View Full Version : El Caminante, su Perro y su Burro


TOMCAT
06-28-2010, 06:41 PM
El Caminante, su Perro y su Burro



Un caminante, su perro y su burro, caminaban por un camino sin saber a donde iban. La caminata era muy larga, el sol era fuerte y los tres estaban empapados en sudor y con mucha sed. Después de mucho caminar, el hombre se dio cuenta que los tres habían muerto en un accidente. Hay veces que lleva un tiempo para que los muertos se den cuenta de su nueva condición. Los tres desesperadamente precisaban de agua. En una curva del camino, avistaron un hermoso portón, con las columnas en mármol que conducía a una poza calzada con bloques de oro y en el centro había una fuente donde brotaba agua cristalina. El caminante se dirigió al Guardián que desde una garita cuidaba de la entrada.


“Buen día”; dijo el caminante, Buen día” ; respondió El Guardián,“¿Qué lugar este tan lindo?” ; pregunto el caminante, Este lugar muchos lo llaman el Paraíso”; fue la respuesta del Guardián. “Que bueno que nosotros llegamos aquí, estamos con mucha sed”, dijo el caminante. “Pero solo usted le permitiré entrar a beber agua a su voluntad”, dijo El Guardián.
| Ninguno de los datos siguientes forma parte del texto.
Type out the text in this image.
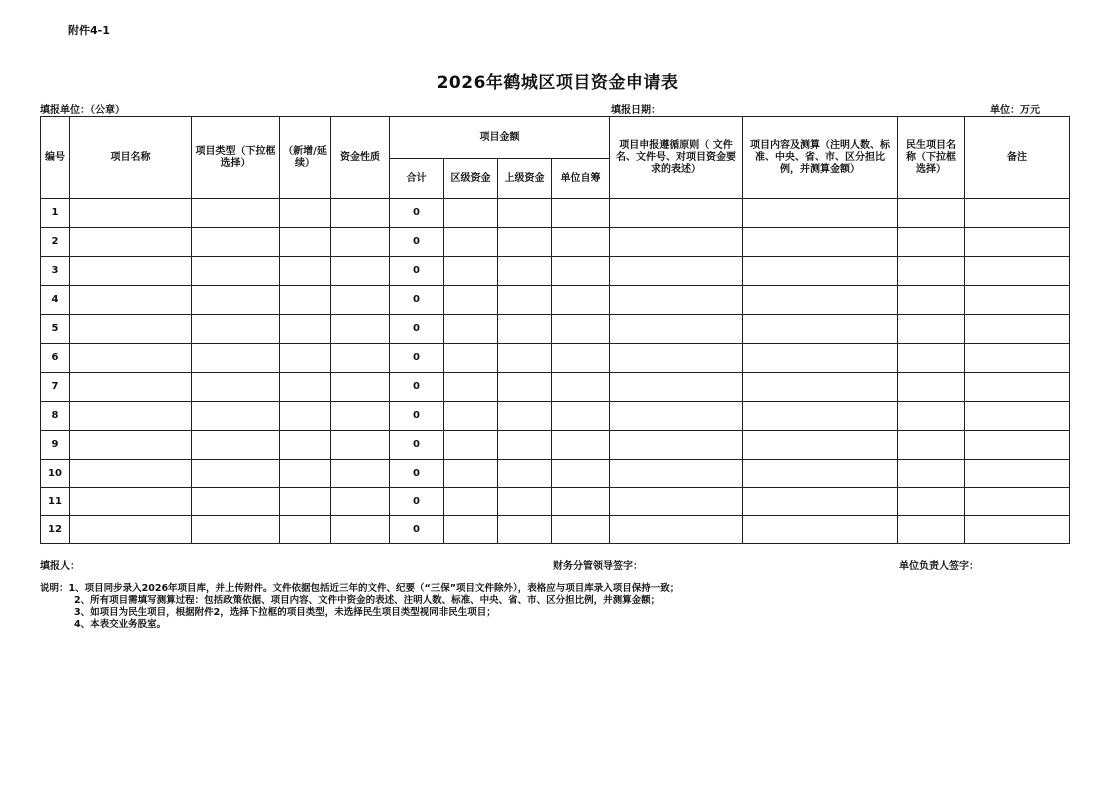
附件4-1
2026年鹤城区项目资金申请表
填报单位：（公章）	填报日期：	单位：万元
编号	项目名称	项目类型（下拉框选择）	（新增/延续）	资金性质	项目金额				项目申报遵循原则（ 文件名、文件号、对项目资金要求的表述）	项目内容及测算（注明人数、标准、中央、省、市、区分担比例，并测算金额）	民生项目名称（下拉框选择）	备注
					合计	区级资金	上级资金	单位自筹				
1					0							
2					0							
3					0							
4					0							
5					0							
6					0							
7					0							
8					0							
9					0							
10					0							
11					0							
12					0							
填报人：	财务分管领导签字：	单位负责人签字：
说明：1、项目同步录入2026年项目库，并上传附件。文件依据包括近三年的文件、纪要（“三保”项目文件除外），表格应与项目库录入项目保持一致；
2、所有项目需填写测算过程：包括政策依据、项目内容、文件中资金的表述、注明人数、标准、中央、省、市、区分担比例，并测算金额；
3、如项目为民生项目，根据附件2，选择下拉框的项目类型，未选择民生项目类型视同非民生项目；
4、本表交业务股室。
Mi burro y mi perro también están con mucha sed.. “Lo lamento”: le dijo el Guardián ... “ Pero este lugar no se permiten la entrada a los animales”, El Caminante se sintió muy decepcionado porque su sed era inmensa.


Mas el no llego a beber y dejar a sus amigos con sed. De esta manera, siguió su camino. Después de largas horas o quizás días, con la sed y el cansancio multiplicandose, llegaron a un sitio, cuya entrada estaba marcada por un portón viejo, caído y semi abierto. Atravez del portón en la entrada se mostraba un camino echo de tierra, con árboles en ambos lados que le hacían sombra. A la sombra de uno de los árboles, El Guardián estaba recostado, con la cabeza cubierta por un ancho sombrero y parecía que dormía. “Buen día”; dijo el caminante, “Buen día”; respondió El Guardián,


“Mi burro, mi perro y yo estamos con sed”. “ Veo una fuente de agua en aquellas piedras, podemos beber?”, dijo el caminante y le señala el lugar donde esta la fuente.” “Claro, beban hasta saciarse”; responde El Guardián con su ancho sombrero. El caminante, el burro y el perro fueron hasta la fuente y saciaron su sed. Muchas gracias ; dijo el caminante al Guardián. Vuelvan cuando quieran; respondió El Guardián...


“A propósito” - dijo el caminante ; “¿Cuál es el nombre de este lugar?”, “Esto es El Paraíso” ; respondió El Guardián.- ¿EL Paraíso? ¡Pero El Guardián del portón de oro y mármol me dijo que allí era El Paraúso ! Aquello no es el Paraíso, aquello es El Infierno. El caminante quedó perplejo. “Entonces” - dijo el caminante - “esa información falsa debe causar grandes confusiones”.


“De ninguna manera, en verdad ellos nos hacen un gran favor. Porque allí se quedan aquellos que son capaces de abandonar a sus mejores amigos”, le responde el Guardián, y el nombre original de ese Guardian es Pedro.